Some of Newman’s finest films were made in the 1960s, including The Hustler (1961), Hud (1963), Harper (1966), Hombre (1967), Cool Hand Luke (1967), and Butch Cassidy and the Sundance Kid (1969). This last film—featuring himself and Robert Redford—was the highest-grossing Western in film history at the time. Newman and Redford’s second film together, The Sting, won an Academy Award for Best Picture in 1973.

Newman also produced and directed a number of films himself. His directorial debut was Rachel, Rachel (1968), which starred his wife, Joanne Woodward; he was also the producer. Other films he produced or directed include They Might be Giants (1971), as producer; The Effect of Gamma Rays on Man-in-the-Moon Marigolds (1972), as producer and director; Harry and Son (1984), as producer and director; and The Glass Menagerie (1987), as director.

From the late 1970s, Newman began to play older characters, enhancing his reputation as an accomplished actor in such films as The Verdict (1982).

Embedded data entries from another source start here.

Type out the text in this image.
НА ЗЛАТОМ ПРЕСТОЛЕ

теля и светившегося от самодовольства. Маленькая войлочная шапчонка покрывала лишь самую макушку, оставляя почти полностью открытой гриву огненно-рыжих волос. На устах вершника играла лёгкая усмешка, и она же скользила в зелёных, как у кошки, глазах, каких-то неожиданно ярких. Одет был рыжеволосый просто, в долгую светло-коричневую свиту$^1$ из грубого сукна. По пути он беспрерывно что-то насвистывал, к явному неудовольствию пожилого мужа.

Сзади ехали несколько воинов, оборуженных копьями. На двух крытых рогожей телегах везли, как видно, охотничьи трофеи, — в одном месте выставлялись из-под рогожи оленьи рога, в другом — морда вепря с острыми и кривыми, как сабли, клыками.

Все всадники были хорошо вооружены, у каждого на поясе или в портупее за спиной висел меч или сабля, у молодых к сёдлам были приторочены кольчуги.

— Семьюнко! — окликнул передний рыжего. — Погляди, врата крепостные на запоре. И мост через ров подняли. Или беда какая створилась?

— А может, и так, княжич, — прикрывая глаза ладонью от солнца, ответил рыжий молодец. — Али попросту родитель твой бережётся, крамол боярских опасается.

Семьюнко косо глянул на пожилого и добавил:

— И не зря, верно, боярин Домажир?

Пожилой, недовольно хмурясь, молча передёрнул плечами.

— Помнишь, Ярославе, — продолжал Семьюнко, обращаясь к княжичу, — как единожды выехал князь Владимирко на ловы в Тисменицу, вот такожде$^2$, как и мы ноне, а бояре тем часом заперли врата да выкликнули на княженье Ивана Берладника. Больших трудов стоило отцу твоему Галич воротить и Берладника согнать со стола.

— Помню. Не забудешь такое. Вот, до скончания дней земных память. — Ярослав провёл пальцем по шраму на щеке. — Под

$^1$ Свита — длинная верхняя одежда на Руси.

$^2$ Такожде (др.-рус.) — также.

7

He finally won an Academy Award for playing the pool shark Fast Eddie Felson in The Color of Money (1986), which followed the character he had played 25 years earlier in The Hustler into middle age. He also appeared in Blaze (1989) and Mr and Mrs Bridge (with Joanne Woodward, 1990). After relishing the rare experience of playing the villain in Joel Coen’s The Hudsucker Proxy (1994), Newman was nominated for an Academy Award for his performance as construction worker Sully Sullivan in Nobody’s Fool (1995), and appeared as a quarrelsome father to Kevin Costner in the romantic drama Message in a Bottle in 1999. He also starred as a Chicago gang boss in the Depression-era thriller Road to Perdition (2002; Sam Mendes) and won a Golden Globe for his supporting role as the father of a Maine restaurateur in the mini-series Empire Falls (2005).

In 1982 Newman began to market his recipes for spaghetti sauce and salad dressing under the Newman’s Own label; the company gradually extended its product line and Newman donated all the profits from the business to various charities. The Academy of Motion Picture Arts and Sciences presented him with a humanitarian award in 1994 in recognition of his efforts.